UI students are journeying to small Iowa towns this year, bringing big ideas of sustainability.
Field Problems, a course in the graduate program of urban and regional planning, offers second-year graduate students a chance to gain hands-on experience before they enter the job market.
“We want them to apply what they know to real-life projects,” said Associate Professor Paul Hanley, the course’s instructor.
The 28 students in the class have been working since August with the towns of Anamosa, Columbus Junction, Decorah, and Wellman to promote sustainability. They hold meetings with city officials to create a plan that can be implemented in one to two years.
Lucy Joseph, one of seven members working with Anamosa, said she knows how important this training will be after graduation.
“It’s giving us a little taste of what to expect in the real world,” she said.
Though the class has been a staple in the program since 1986, this is the first year students are working toward sustainability in a broad sense, not just one smaller project.
Working in four groups of seven students, Hanley said, allows the panels to make a comprehensive evaluation of four sustainability issues in small Iowa towns: social equity, environment, economics, and energy.
Students are learning what it means to have a professional job in urban planning, and they are also learning to work with a diverse group of people toward one goal.

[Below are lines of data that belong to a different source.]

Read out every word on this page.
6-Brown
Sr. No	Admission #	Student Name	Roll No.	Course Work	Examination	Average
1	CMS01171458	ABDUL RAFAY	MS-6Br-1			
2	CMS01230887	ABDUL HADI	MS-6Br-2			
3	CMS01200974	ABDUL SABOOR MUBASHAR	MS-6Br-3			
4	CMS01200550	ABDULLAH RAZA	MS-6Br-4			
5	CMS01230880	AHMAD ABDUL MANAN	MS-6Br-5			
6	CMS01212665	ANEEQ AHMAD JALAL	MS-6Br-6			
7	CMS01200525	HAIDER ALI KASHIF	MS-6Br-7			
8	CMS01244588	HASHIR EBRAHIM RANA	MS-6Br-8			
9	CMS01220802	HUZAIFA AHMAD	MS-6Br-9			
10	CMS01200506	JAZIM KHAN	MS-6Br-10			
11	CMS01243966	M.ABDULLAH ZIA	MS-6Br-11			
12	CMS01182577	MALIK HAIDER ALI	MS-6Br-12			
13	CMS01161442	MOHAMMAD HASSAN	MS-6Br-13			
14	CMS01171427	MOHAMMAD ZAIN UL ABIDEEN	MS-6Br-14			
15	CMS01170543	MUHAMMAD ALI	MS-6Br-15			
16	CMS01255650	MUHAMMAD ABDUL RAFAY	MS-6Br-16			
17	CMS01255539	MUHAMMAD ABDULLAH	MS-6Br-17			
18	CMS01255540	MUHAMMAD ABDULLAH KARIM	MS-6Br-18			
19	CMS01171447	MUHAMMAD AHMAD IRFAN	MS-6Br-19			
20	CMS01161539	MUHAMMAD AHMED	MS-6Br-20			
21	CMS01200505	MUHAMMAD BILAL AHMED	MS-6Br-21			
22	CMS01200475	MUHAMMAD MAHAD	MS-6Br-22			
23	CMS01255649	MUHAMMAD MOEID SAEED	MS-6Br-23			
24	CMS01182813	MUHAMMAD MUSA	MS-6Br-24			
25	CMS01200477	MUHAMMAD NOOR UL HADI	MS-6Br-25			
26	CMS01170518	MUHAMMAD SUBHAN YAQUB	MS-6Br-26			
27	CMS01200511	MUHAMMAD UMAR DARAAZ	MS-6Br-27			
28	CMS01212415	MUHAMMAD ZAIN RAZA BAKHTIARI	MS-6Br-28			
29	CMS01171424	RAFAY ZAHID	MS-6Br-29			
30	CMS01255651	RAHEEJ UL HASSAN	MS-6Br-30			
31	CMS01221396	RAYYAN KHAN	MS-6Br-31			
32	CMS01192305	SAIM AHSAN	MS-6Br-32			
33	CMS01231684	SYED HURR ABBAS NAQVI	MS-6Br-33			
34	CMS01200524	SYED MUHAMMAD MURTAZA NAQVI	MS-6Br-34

Class member Dan Fox said working with six other people on the project has been one of the more challenging aspects. Coming from three different countries and various parts of the United States, most in the Anamosa group are unfamiliar with small-town life.
“We don’t want seven little plans,” Fox said. “We want one big plan.”
Fellow group member Robert Laroco said the group’s diversity gives it an advantage.
“It allows us to be extremely multifunctional,” he said.
Charles Connerly, the director of the urban and regional planning program, said students teaming up with city officials can bring new ideas to a city that may need to consider a new approach to sustainability.
“Students are full of ideas,” he said. “They bring a fresh perspective.”
Officials from the city of Anamosa agreed.
Anamosa City Administrator Patrick Callahan said the students give the city all the advantages of hiring a consulting firm for the same job at a high cost.
“One of the areas that really impressed me was the diversity of knowledge they bring to the table,” he said.
Many eastern Iowa towns have benefited from the students’ work, and Hanley said the program is in no danger of dying out.
“We’ll never run out of small towns,” he said. “Not in Iowa anyway.”